第41話 モエの心とアスの小屋
モエは…歩きながらほんの少しだけハク達に遅れた
奈落峠を越え…風の音に紛れるように…
自分の心の奥に意識が沈んでいく。
モエ「(……私の、心の欲望……)」
アスの言葉が…何度も頭の中で浮かび上がってくる…
オペリフェール遺跡が映し出したのは…事実ではなく…
欲望と言う歪んだ自分の心の揺らぎ…
オレジが呪いでハーピーになった…あの時
冗談めかした空気の中で…不意に距離が縮まり…
オレジにされた軽いはずのキスが…思いのほか深く胸に残った。
モエ「(あの瞬間……私も…変わった…)」
ハーピーそれは人間の用でありながら鳥の翼と鳥の足を持ち…
卵を産むとされる魔物。
理屈ではありえない。それに理解もしている。
それでも…『そういう存在』になってしまう想像を…
完全に否定できなかった自分がいた…
モエ「…(…私、意外と……むっつりなのね…)」
モエの頬が…ほんのり熱くなる。
誰にも気づかれないように…萌黄色のツインテールを揺らし…
視線を自然に前に戻す…
前方では…ハクとアスが何事もなかったかのように歩き、
オレジは鼻歌交じり…シズクは周囲を警戒している。
誰も…モエの内面の嵐には気づいていないのだから…
モエ「(遺跡が映したのが"私の欲望"なら……あれは私の一部でもあったのよ…)」
そう思うと…怖さと同時に奇妙な納得があった…
モエは背筋を伸して心の中で思う…
モエ「…(でも……それだけじゃない)」
今の自分であるモエはハクの仲間で…
ぴっちりキャッスルの暮らしを作る一員で…
スローライフを夢見る一人の女性なのだから…
そして…欲望があることと…欲望に流されてしまうのは…別だ…
モエ「…(まあちゃんと…心の選択は…自分で選ぶわ…)」
~奈落峠・アスの小屋~
ハク「改めて聞くけどさ……アス、お前もぴっちりキャッスルに戻るんだよな」
アスは即答だった。
アス「もちろんだ…そのつもりで呼ばれたんだろ?俺は…」
ハク「だよな」
続けて…ハクは少し真面目な声で…
ハク「アス帰り…頼めるか?」
アス「ああ。
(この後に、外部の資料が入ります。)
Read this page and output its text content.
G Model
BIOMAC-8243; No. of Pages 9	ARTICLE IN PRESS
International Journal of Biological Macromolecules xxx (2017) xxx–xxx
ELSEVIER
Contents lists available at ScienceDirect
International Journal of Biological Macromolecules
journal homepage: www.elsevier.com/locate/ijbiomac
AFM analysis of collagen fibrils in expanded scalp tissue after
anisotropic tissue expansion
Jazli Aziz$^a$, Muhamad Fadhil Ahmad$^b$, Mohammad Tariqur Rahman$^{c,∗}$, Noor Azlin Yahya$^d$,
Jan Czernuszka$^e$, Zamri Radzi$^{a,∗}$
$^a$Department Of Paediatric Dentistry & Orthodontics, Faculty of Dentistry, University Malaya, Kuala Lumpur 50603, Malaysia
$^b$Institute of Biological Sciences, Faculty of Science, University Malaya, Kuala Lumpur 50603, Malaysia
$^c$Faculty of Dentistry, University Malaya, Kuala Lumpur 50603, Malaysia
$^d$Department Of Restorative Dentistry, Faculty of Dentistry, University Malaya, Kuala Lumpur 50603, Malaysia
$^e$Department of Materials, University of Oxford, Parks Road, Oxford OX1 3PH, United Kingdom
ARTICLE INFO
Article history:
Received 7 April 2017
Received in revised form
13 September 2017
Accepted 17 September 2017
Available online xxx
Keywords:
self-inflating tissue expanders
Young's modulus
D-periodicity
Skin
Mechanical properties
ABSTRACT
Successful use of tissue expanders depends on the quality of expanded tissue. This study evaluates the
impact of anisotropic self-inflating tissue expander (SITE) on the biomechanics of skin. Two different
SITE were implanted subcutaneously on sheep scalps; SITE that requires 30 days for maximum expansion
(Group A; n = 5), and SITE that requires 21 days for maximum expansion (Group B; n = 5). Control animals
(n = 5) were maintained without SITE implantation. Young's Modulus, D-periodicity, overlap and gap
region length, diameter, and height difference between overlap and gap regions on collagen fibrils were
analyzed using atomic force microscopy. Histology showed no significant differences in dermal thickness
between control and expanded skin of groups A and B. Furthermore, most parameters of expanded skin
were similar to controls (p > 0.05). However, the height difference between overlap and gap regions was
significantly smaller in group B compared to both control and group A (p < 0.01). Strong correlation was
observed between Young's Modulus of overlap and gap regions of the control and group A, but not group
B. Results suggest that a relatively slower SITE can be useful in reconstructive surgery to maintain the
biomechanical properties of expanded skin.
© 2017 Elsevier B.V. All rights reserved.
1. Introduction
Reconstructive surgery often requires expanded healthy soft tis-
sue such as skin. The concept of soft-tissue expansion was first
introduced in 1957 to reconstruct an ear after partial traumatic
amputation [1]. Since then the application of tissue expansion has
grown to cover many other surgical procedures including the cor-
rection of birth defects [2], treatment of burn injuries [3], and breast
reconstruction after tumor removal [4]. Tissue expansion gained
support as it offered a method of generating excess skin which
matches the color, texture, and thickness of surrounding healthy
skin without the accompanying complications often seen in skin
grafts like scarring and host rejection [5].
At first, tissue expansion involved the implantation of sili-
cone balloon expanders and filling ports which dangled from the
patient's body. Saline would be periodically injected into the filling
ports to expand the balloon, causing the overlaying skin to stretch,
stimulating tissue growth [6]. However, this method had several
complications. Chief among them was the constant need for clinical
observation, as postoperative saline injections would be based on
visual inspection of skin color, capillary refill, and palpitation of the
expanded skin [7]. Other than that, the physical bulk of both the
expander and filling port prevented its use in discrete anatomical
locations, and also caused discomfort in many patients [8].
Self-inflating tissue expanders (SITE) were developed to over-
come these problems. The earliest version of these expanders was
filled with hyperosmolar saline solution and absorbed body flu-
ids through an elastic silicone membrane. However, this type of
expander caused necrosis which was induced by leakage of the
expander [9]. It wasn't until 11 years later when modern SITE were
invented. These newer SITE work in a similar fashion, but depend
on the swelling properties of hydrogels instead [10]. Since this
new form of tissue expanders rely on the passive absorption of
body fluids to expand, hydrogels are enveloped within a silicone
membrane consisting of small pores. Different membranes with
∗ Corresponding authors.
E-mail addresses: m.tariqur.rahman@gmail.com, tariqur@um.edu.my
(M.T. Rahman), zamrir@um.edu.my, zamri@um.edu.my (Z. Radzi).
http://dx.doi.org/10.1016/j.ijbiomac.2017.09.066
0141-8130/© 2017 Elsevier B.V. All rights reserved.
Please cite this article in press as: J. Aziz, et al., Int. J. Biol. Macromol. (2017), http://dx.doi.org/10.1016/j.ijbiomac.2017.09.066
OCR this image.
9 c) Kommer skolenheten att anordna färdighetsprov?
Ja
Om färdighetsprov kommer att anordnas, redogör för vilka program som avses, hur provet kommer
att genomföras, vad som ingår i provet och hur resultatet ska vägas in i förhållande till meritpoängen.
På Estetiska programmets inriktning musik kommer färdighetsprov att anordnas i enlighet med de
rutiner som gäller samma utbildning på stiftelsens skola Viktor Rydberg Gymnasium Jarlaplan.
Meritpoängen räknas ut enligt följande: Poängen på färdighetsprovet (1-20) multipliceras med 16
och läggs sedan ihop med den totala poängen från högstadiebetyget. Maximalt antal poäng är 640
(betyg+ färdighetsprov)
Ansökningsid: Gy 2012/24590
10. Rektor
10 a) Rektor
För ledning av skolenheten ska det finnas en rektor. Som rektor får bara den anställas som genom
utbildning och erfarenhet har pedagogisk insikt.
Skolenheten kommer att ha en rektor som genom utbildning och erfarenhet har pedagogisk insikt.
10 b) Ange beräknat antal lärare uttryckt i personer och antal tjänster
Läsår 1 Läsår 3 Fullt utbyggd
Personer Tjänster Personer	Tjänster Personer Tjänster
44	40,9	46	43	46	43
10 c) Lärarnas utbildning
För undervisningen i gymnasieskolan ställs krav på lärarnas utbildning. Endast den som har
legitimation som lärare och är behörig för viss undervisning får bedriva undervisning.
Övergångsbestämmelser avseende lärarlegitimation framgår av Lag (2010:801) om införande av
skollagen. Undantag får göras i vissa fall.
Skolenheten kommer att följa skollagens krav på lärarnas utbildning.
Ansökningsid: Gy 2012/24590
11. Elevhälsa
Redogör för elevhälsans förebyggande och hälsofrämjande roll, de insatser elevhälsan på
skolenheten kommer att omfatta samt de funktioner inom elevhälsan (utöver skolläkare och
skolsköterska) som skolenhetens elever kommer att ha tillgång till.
いつでも大丈夫だ」
それを聞いて…シズクが不安そうに首を傾げる…
シズク「もしかして……来た道を…今から全部逆走するんですか?奈落峠からオペリフェール遺跡にウルファス森そして…ルヴィン砂漠…」
その瞬間…アスは呆れて言った
アス「そんな訳あるか。体力の無駄だし…時間も無駄だ」
オレジ「じゃあさ…どうやって帰るの?」
ハクは「……実はな。ぴっちりキャッスルには…地下2階がある」
モエ「……え?」
モエは思わず声を出す…
オレジ「地下……2階?」
シズク「待って…」
シズクが即座に指摘する。
シズク「地下1階には、お風呂とクローゼットしかないし……地下へ進む階段なんて…無かったです!!」
オレジ「だよねー…完全に行き止まりだったよ?あそこ…」
ハクとアスは顔を見合わせて…同時に小さく笑った。